[ABUSO DE PODER]

Múltiple delito

La Corte Suprema de Justicia de Argentina, por unanimidad, dispuso que el Estado –en el caso el gobierno de Cristina Kirchner–, no podrá seguir discriminando con la publicidad oficial a los medios que edita la Editorial Perfil de ese país. Ésta había reclamado judicialmente ante la persecución de que era objeto en ese sentido por parte del Gobierno, por mantener una línea periodística independiente.

El dictamen desenmascara inapelablemente a los gobiernos de Néstor y Cristina Kirchner, los que a través de los años abusando del poder del Estado, han violado flagrantemente la libertad de prensa, sancionando o castigando, por la vía de la publicidad oficial a los medios y periodistas, según sean sus conductas editoriales e informativas.

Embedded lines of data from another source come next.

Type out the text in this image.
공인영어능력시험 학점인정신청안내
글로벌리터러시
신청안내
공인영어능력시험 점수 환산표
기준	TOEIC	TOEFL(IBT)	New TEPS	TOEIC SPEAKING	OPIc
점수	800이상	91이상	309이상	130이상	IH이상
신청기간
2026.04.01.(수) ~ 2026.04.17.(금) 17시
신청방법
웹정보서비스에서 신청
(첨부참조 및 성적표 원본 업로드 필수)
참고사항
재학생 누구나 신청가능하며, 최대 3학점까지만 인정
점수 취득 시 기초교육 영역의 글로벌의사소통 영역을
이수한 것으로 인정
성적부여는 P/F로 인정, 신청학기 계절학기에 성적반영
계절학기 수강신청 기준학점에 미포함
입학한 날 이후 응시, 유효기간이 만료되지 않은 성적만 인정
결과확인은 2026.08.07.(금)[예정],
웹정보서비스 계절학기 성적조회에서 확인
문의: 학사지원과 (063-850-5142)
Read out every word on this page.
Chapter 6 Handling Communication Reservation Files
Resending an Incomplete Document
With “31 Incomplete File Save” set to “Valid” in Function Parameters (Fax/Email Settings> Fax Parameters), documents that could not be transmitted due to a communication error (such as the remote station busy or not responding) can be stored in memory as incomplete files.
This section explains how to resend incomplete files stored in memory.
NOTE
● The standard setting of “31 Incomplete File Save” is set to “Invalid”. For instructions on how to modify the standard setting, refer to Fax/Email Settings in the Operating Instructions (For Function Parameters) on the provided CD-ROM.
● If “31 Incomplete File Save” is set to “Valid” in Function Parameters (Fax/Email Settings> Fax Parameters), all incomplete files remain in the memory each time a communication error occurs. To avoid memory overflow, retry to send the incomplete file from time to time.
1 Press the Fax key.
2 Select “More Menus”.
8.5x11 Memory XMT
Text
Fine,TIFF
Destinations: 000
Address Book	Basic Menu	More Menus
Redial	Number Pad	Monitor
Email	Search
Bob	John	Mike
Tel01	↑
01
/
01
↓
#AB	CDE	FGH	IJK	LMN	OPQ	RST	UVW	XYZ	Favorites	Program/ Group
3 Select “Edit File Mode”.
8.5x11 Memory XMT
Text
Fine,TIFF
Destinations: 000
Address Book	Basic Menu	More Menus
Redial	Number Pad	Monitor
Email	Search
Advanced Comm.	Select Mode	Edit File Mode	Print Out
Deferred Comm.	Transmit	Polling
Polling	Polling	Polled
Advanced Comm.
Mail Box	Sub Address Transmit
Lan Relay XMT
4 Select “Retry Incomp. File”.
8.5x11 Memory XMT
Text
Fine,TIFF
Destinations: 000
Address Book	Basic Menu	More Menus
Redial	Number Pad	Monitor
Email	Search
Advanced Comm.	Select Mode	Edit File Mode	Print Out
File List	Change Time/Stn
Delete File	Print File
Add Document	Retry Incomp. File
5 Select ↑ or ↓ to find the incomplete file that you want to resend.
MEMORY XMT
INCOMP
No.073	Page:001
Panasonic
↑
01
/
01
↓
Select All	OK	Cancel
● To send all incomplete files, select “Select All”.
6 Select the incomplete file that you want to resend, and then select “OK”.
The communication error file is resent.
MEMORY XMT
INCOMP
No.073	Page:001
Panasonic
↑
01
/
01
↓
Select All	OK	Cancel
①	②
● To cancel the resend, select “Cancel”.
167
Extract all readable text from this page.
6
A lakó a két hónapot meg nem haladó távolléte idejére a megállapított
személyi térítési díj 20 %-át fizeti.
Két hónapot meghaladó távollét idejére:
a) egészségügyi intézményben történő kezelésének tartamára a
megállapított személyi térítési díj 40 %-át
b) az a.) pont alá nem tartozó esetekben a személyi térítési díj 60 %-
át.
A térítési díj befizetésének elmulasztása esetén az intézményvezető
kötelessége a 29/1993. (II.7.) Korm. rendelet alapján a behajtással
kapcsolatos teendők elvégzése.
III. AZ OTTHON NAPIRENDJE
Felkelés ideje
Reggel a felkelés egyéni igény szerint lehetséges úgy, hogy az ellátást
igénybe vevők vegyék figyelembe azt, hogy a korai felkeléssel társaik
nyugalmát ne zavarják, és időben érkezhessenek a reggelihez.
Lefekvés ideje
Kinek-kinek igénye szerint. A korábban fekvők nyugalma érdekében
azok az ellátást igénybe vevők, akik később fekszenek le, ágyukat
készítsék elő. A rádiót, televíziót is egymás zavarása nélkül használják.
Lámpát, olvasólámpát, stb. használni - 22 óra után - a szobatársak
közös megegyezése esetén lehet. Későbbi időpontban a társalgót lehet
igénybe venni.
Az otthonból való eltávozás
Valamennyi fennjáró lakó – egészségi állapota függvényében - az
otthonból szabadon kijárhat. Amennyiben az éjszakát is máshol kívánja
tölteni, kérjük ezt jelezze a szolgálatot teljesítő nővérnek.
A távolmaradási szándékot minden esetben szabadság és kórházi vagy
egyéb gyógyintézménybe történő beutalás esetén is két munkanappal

Es que no solo se trata de un ataque a la libertad de prensa, una forma indirecta de censura o muy directa para generar la autocensura de los hombres de prensa, no incruenta o que los lleve a la cárcel o al destierro, como otrora, pero sí en el corto y mediano plazo quizás más efectiva. Pero el mecanismo, además de atacar la libertad de expresión en todo lo amplio que ella abarca –no hay que olvidar que es la libertad custodio de las restantes–, corroe todas las columnas que sustentan el edificio de la democracia.

La publicidad oficial puede transformarse en una forma disimulada de compra de votos. Esto es, no cuando se la niega a medios periodísticos independientes, que se manejan con profesionalidad, o a medios opositores, sino cuando se la regala a “manos llenas” y se le paga a muy buen precio a medios que posan de independientes, pero que ocurre que su “compromiso social” coincide con el del Gobierno, y que se transforman en un “aviso” permanente y global del benefactor y, en factores claves en las campañas electorales, y para justificar la legitimidad democrática y los atropellos a las libertades de sus patrocinadores, que normalmente –oh paradoja– son defensores de los derechos humanos. Y ni que hablar de la publicidad oficial otorgada a los medios partidarios, a los cuales se pueden volcar recursos sin límites que pueden servir para financiar todos los actos y materiales de la campaña, incluso, para la compra directa de votos y hasta pagar publicidad en otros medios.

Y atención, la publicidad oficial se paga con recursos públicos, y quien utiliza los dineros de los contribuyentes en beneficio propio o de sus socios, amigos, familiares o correligionarios, comete un delito que se llama corrupción. En conclusión, quien discrimina y otorga arbitrariamente publicidad oficial, viola la libertad de expresión, ataca los elementos básicos de la democracia y es corrupto.